The four-seater Polaris Razor 4 800's wheels left the pavement, its suspension compressed and it churned into the canyon's sandy trails.
The 36-year-old candidate for the District 4 council seat has said Farmington provides its residents with a high quality of life. But the community must share its knowledge, experience and determination to maintain the city's draw, he has said.
The orange speedometer needle dropped to 30 mph.
"The fun thing about the Razor, the faster you go, the better it handles," he said.
His 9-year-old daughter, Hannah, sat calmly in the back seat with her hands stuffed into the pockets of her pink hoodie. She was buckled in and wore a black full-face helmet and yellow goggles.
The buggy blew past and around a plastic water bottle beneath a juniper.
"Remember that time, Hannah, when we came out here and we found a bed and a screen door?" Duckett said, cornering hard down a hill.
"Mhm," Hannah said.
It's a shame, Duckett said, how much trash is dumped in this beautiful canyon — cracked tires, empty oil cans, TVs. Often, he said, they'll park the buggy and collect what they can in garbage bags.
Commercial dumpsters are spread through the city, he said, so there's no need to bring it out here. He wishes the county would build a transfer station nearby.
The buggy's body bounced on its tall suspension as Duckett decelerated and wound through junipers and piñon trees. Sand and pebbles snapped up clanking against the metal machine.
Some nights, after getting home from the insurance agency he runs, Duckett will rip through these sandy washes and over sandstone budges to unwind. He said it's not to blow off stress, it's that time spent with his family is time well spent.

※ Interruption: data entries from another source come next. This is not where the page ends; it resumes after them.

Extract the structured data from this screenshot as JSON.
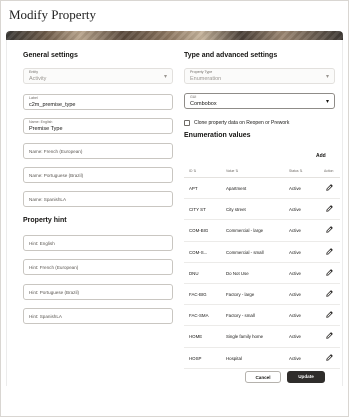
{
  "dialog": {
    "title": "Modify Property"
  },
  "general": {
    "heading": "General settings",
    "entity": {
      "label": "Entity",
      "value": "Activity"
    },
    "label": {
      "label": "Label",
      "value": "c2m_premise_type"
    },
    "name_english": {
      "label": "Name: English",
      "value": "Premise Type"
    },
    "name_french": {
      "placeholder": "Name: French (European)"
    },
    "name_portuguese": {
      "placeholder": "Name: Portuguese (Brazil)"
    },
    "name_spanish": {
      "placeholder": "Name: SpanishLA"
    }
  },
  "hint": {
    "heading": "Property hint",
    "english": {
      "placeholder": "Hint: English"
    },
    "french": {
      "placeholder": "Hint: French (European)"
    },
    "portuguese": {
      "placeholder": "Hint: Portuguese (Brazil)"
    },
    "spanish": {
      "placeholder": "Hint: SpanishLA"
    }
  },
  "advanced": {
    "heading": "Type and advanced settings",
    "property_type": {
      "label": "Property Type",
      "value": "Enumeration"
    },
    "gui": {
      "label": "GUI",
      "value": "Combobox"
    },
    "clone_label": "Clone property data on Reopen or Prework"
  },
  "enumeration": {
    "heading": "Enumeration values",
    "add_label": "Add",
    "columns": {
      "id": "ID",
      "value": "Value",
      "status": "Status",
      "action": "Action"
    },
    "rows": [
      {
        "id": "APT",
        "value": "Apartment",
        "status": "Active"
      },
      {
        "id": "CITY ST",
        "value": "City street",
        "status": "Active"
      },
      {
        "id": "COM-BIG",
        "value": "Commercial - large",
        "status": "Active"
      },
      {
        "id": "COM-S...",
        "value": "Commercial - small",
        "status": "Active"
      },
      {
        "id": "DNU",
        "value": "Do Not Use",
        "status": "Active"
      },
      {
        "id": "FAC-BIG",
        "value": "Factory - large",
        "status": "Active"
      },
      {
        "id": "FAC-SMA",
        "value": "Factory - small",
        "status": "Active"
      },
      {
        "id": "HOME",
        "value": "Single family home",
        "status": "Active"
      },
      {
        "id": "HOSP",
        "value": "Hospital",
        "status": "Active"
      }
    ]
  },
  "footer": {
    "cancel_label": "Cancel",
    "update_label": "Update"
  }
}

Sometimes, he'll tie a sled to the back bumper and drag Hannah, her younger brother and their mom through the soft washes. But he'll always drive, he said, because that's his job.
The orange needle crept back to 25 mph as the buggy blasted through a wash.
"My friend, Randy Allen, who owns Next Level (Home) Audio (& Video), he's the one who got me to buy one of these things," Duckett said as the buggy burst onto an oilfield road. "It's awesome."
He's now owned the buggy for two years. He said it's the only thing in the world he's ever looked at and said, "This can enhance my life instantly."
He learned these hills when he was young. Duckett moved to the city his sophomore year in high school and banded with a group of friends who would roam the canyon in Ford Broncos and Chevy Blazers. Now, he said, he knows the canyon like the back of his hand.
Over his left shoulder is Glade Road, and beyond that is The Playground, he said. World class four-wheeling can be found there, he said.
He turned off the road, decelerated and began to climb some towering hills. The buggy's wheels spat stones as he reached the top. These hills are great but they aren't as serious as what's in The Playground, he said.
Suddenly the buggy's undercarriage caught on a sandstone notch. It scraped, pivoted and then ripped free.
"Sorry about that," Duckett said.
He rolled to a high spot, parked the buggy and stepped down.
He squinted into the distance. His sunglasses sat atop his blue, white and orange Broncos hat. The sky was big and clear and over the scraggly hills in the distance were the La Plata Mountains. They gleamed white.
"This is why we live in Northern New Mexico," he said. "This is why."